Tougher internal and external sustainability mandates
Data centers face mounting pressure from governments, clients and stockholders to become more sustainable and energy efficient. A sustainability strategy is no longer simply a ‘nice-to-have’; in the future, it may determine whether an operator succeeds or fails. With financial firms at either end of the transaction – as both clients and providers of capital – operators will face an additional hurdle of expectations when seeking to fund future projects, particularly as pressure increases on private equity and real estate investors to make greener investments. Further, even clients shopping for data center colocation service providers are now examining ESG profiles to account for upstream Scope 2 and 3 carbon footprint.
As data center operators struggle to scale up across different geographies, they face a range of ever-stricter local and national regulatory landscapes. Many of these include increasingly rigorous sustainability and ESG financial reporting standards that will phase in over this decade.
Governments including Ireland, the Netherlands and Singapore are requiring owners and operators to submit a detailed sustainability plan before granting them approval to build a new facility or expand an existing one. Singapore, in fact, imposed a moratorium on new data center projects in 2019 and kept it in place until January 2022. Applicants for new projects must now explain how they will meet tough new standards enacted to protect the nation’s land, water and renewable energy resources.
Increasingly, governments are expecting data centers to measure and disclose their carbon footprint and demonstrate progress towards reductions. There are numerous ways to reduce carbon emissions – no one size fits all – but cost and new technologies usually factor into the equation. Among these, operators are evaluating a variety of energy optimization techniques, from control loop optimization to liquid cooling options, especially as high-performance computing (HPC) and AI/ML applications become more ubiquitous and demanding in heat dissipation requirements. Air cooling systems simply can’t keep up with the cooling needs of continually evolving, higher-density racks for these next-gen workloads.
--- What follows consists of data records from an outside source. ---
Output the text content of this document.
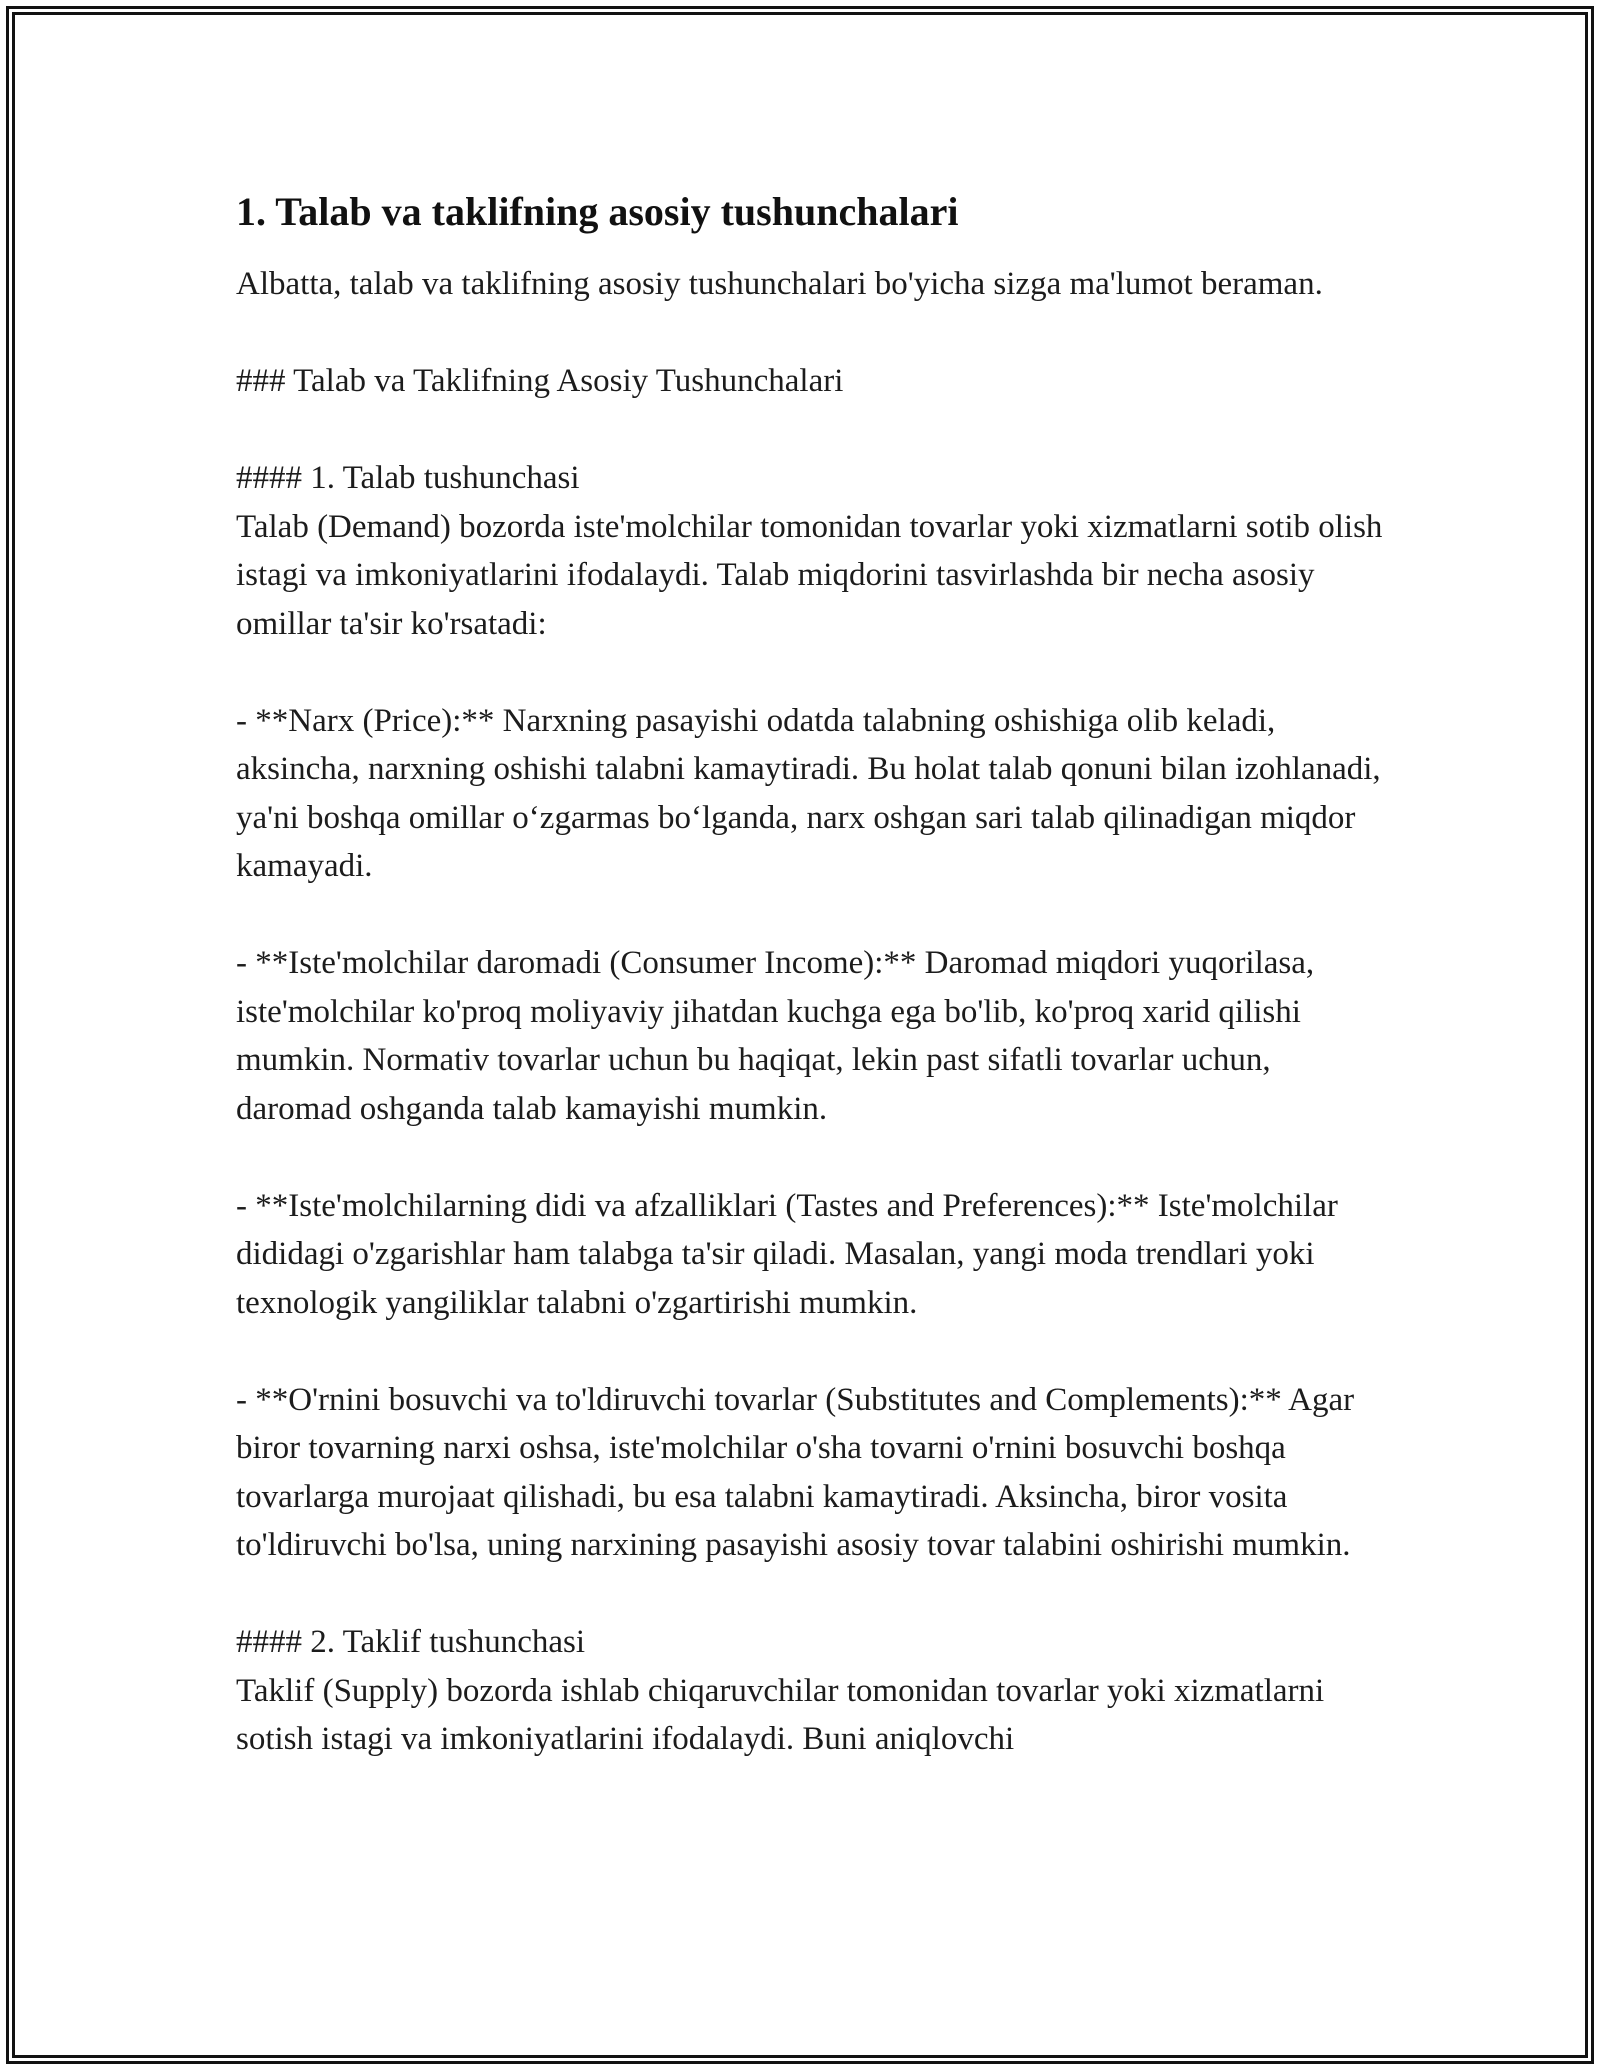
1. Talab va taklifning asosiy tushunchalari

Albatta, talab va taklifning asosiy tushunchalari bo'yicha sizga ma'lumot beraman.

### Talab va Taklifning Asosiy Tushunchalari

#### 1. Talab tushunchasi

Talab (Demand) bozorda iste'molchilar tomonidan tovarlar yoki xizmatlarni sotib olish istagi va imkoniyatlarini ifodalaydi. Talab miqdorini tasvirlashda bir necha asosiy omillar ta'sir ko'rsatadi:

- **Narx (Price):** Narxning pasayishi odatda talabning oshishiga olib keladi, aksincha, narxning oshishi talabni kamaytiradi. Bu holat talab qonuni bilan izohlanadi, ya'ni boshqa omillar o‘zgarmas bo‘lganda, narx oshgan sari talab qilinadigan miqdor kamayadi.

- **Iste'molchilar daromadi (Consumer Income):** Daromad miqdori yuqorilasa, iste'molchilar ko'proq moliyaviy jihatdan kuchga ega bo'lib, ko'proq xarid qilishi mumkin. Normativ tovarlar uchun bu haqiqat, lekin past sifatli tovarlar uchun, daromad oshganda talab kamayishi mumkin.

- **Iste'molchilarning didi va afzalliklari (Tastes and Preferences):** Iste'molchilar dididagi o'zgarishlar ham talabga ta'sir qiladi. Masalan, yangi moda trendlari yoki texnologik yangiliklar talabni o'zgartirishi mumkin.

- **O'rnini bosuvchi va to'ldiruvchi tovarlar (Substitutes and Complements):** Agar biror tovarning narxi oshsa, iste'molchilar o'sha tovarni o'rnini bosuvchi boshqa tovarlarga murojaat qilishadi, bu esa talabni kamaytiradi. Aksincha, biror vosita to'ldiruvchi bo'lsa, uning narxining pasayishi asosiy tovar talabini oshirishi mumkin.

#### 2. Taklif tushunchasi

Taklif (Supply) bozorda ishlab chiqaruvchilar tomonidan tovarlar yoki xizmatlarni sotish istagi va imkoniyatlarini ifodalaydi. Buni aniqlovchi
Liquid cooling leverages the higher thermal transfer properties of special fluids, providing as much as 3,000 times the efficiency of air cooling. With more and more businesses integrating HPC applications driven by AI – which require tremendous computing power – operators are realizing that the time has arrived to seriously incorporate liquid cooling in their architecture and roadmap.
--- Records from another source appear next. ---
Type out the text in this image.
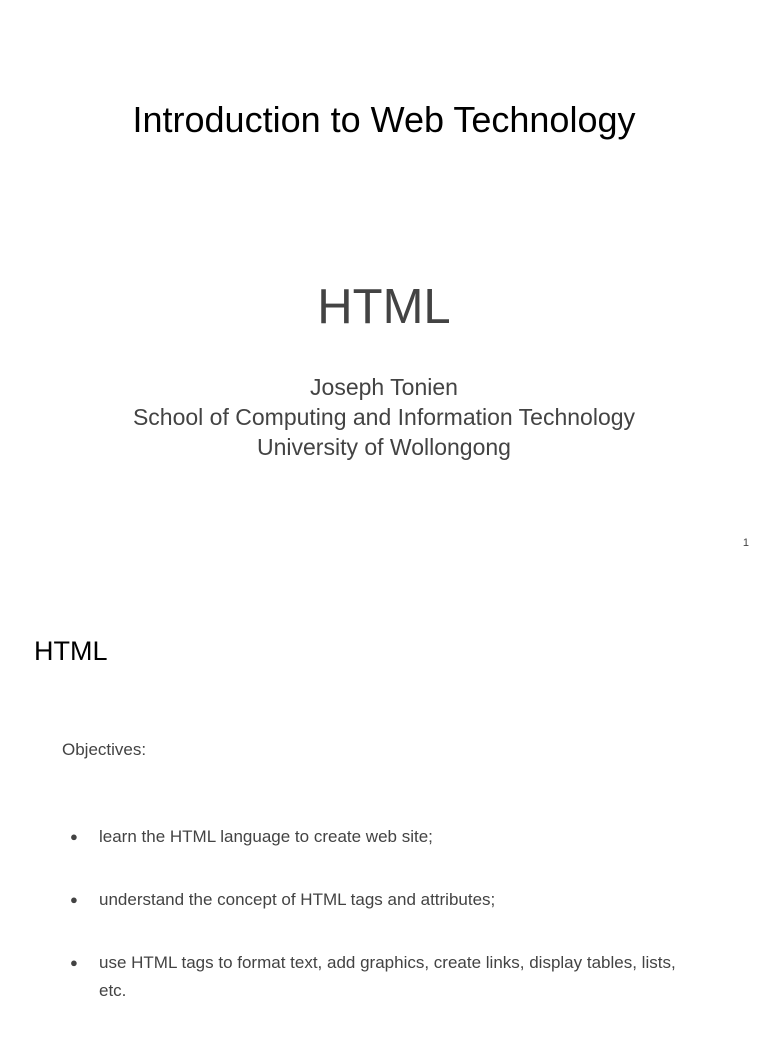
Introduction to Web Technology
HTML
Joseph Tonien
School of Computing and Information Technology
University of Wollongong
1
HTML
Objectives:
● learn the HTML language to create web site;
● understand the concept of HTML tags and attributes;
● use HTML tags to format text, add graphics, create links, display tables, lists, etc.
The human element: a looming talent shortage
Not least among data center challenges is a widening skills gap and the on-going ‘Great Resignation’. Some see this as a result the industry’s ineffective efforts to actively recruit and retain talent from the vocational schools over the last two decades. The industry is also dealing with an ageing workforce of subject matter experts – those qualified to teach entry-level employees – many of whom will retire within the next 10 years. Yet GenZ workers who have the skills and aptitude to pursue such a career are not seeing careers in data centers as an attractive option. Nevertheless, there are promising initiatives in the industry to source candidates from a pool of disciplined and well-qualified military veterans.
As operators develop plans for the year ahead, they should be considering strategies for scaling up intelligently, reining in OPEX and prioritizing sustainability efforts. They should also take a hard look at how they can make the profession – and their facilities – more attractive to the next generation of talent.